Enquanto ouço os sinos da abadia soar.

Forte ruge a vaga do mar da inquietação,

Mas é calmo o riacho que banha o rincão.

Que outros sintam do mundo o golpe febril,

Enquanto entre o gado busco o monte abrilhantado.

Ergue-te, sol radiante! a clarear o gramado,

Cujos encantos contemplo do faia amado;

Sobre agulhas e picos espalha o brilho a vagar

Que doura o bosque e faz o riacho brilhar.

Despertai, sílfides da corte de Flora em flor,

Para perfumar os campos com viço e vigor.

Voai, aves, e cantai por toda a extensão,

Para animar o solitário na verde solidão.

Doce é o canto que o prado traz ao alvorecer,

E com a treva as ambições vãs hão de morrer;

Sobre a torre da abadia a luz vai subir,

Enquanto a paz e a claridade hão de se unir.

Por que suspirar por reinos de lufa-lufa e dor,

Se agora me banho na beleza do Criador?

Que pensamentos tão grandes há de haver

Que além destas colinas devam se erguer?

Estas amadas colinas vi quando criança crescer,

E no vale protetor nasci e vim a viver.

Aquelas agulhas mostram onde a ambição vai parar,

Pois quem, nascido aqui, mais longe há de almejar?
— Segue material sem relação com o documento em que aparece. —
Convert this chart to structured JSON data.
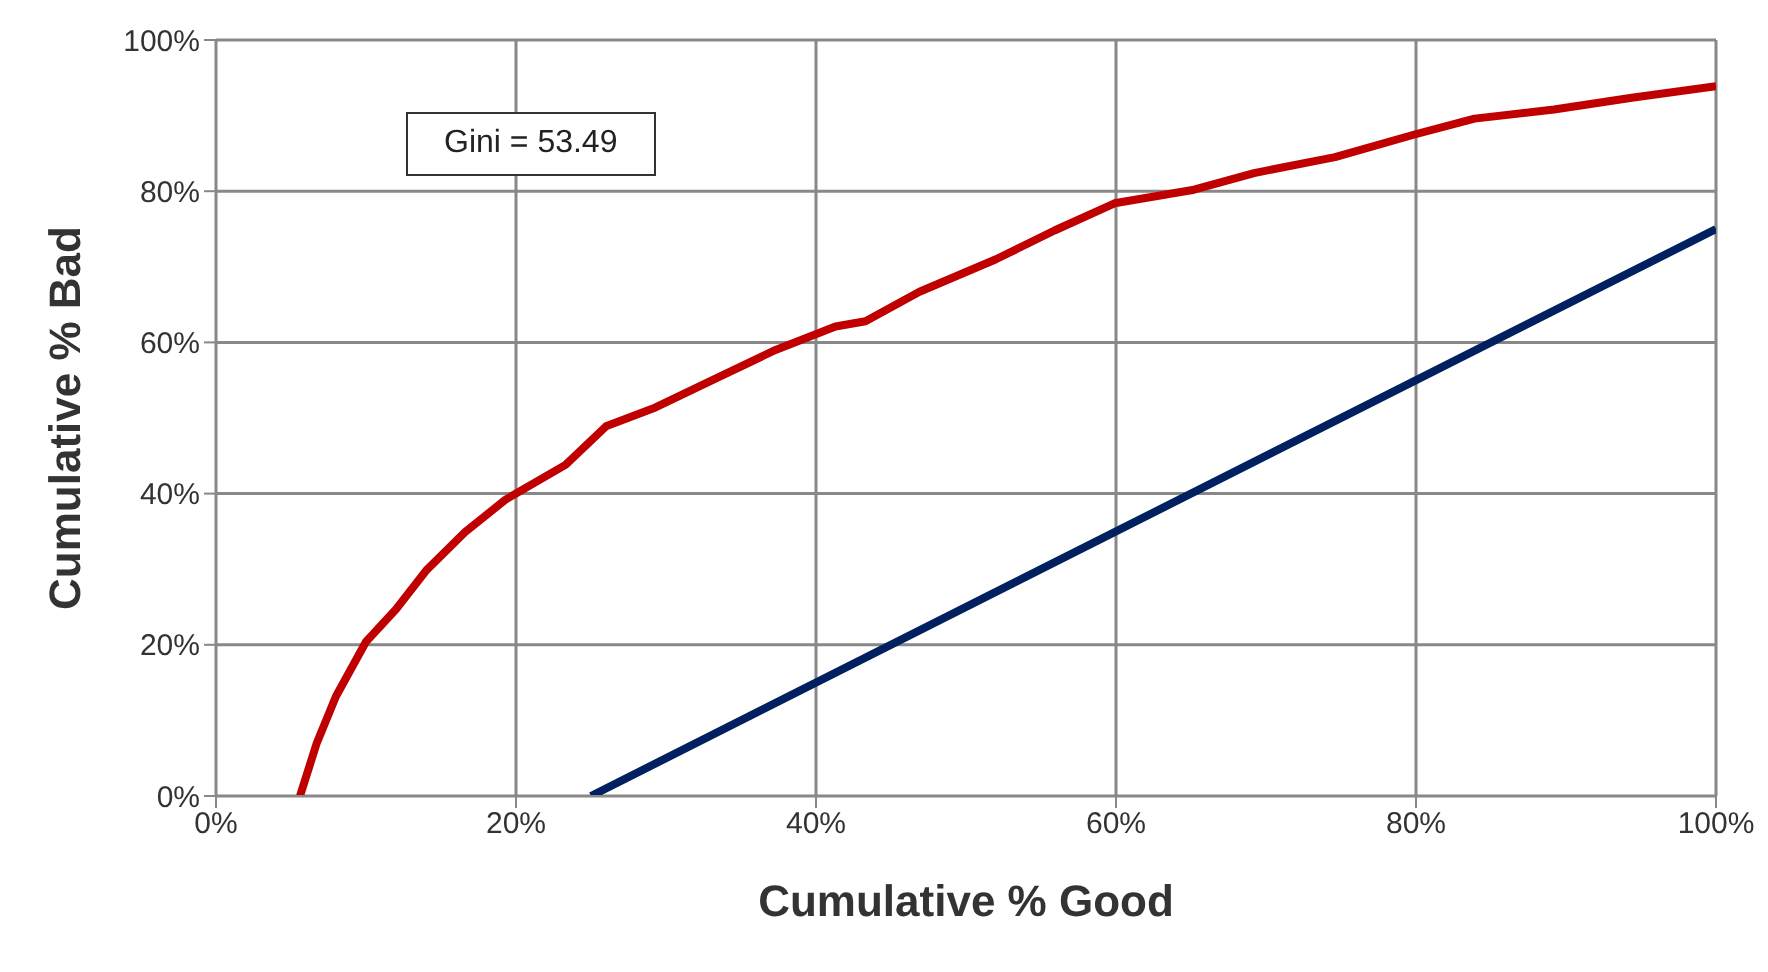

Quando a tarde abençoada a mim e ao mundo acalma,

Estão lua e estrelas mais longe de minha alma?

Nenhum brilho urbano vem meu céu cegar,

E astros limpos surgem sobre o charco a brilhar.
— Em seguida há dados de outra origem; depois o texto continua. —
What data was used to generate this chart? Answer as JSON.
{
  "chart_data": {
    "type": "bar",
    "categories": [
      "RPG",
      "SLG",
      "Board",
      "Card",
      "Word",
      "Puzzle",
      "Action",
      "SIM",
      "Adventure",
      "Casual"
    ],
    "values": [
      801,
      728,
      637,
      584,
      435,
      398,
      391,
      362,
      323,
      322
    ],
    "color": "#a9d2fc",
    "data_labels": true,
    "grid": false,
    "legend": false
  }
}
Que dita imensurável a Fama pode ofertar,

Quando a dignidade da aldeia sabe o coração alegrar?

O pequeno grupo junto à lareira a conversar,

Sua sabedoria a expor e o senhor saudar,

É bem mais gentil que a corte a bajular,

Que lisonjeia Reis e o erro sabe ocultar!

E, ao fim, que importa se ninguém virá adorar

Minhas cinzas mudas sob Westminster a repousar?

Não pode meu pobre corpo, na penumbra findar,

Dormir onde a infância primeiro viu a luz raiar?

Mais doce é o repouso na sombra sagrada

Onde meus pais oravam, alma guardada;

Espíritos ancestrais abençoam o ar ao redor,

E memórias santas enchem este chão de amor.

Fica, ó amado Contentamento! e não deixes minha alma ir

Em paixões aflitas outro rumo seguir.

Apolo, perseguindo Dafne, viu seu prêmio escapar,

Pois ela em árvore veio a se transformar!

Nossos prêmios terrenos, por mais cobiçados,

São tão fugazes, e em pó são desmanchados.

A dita eterna o homem só poderá achar

Na virtude da vida e no contentamento do lar.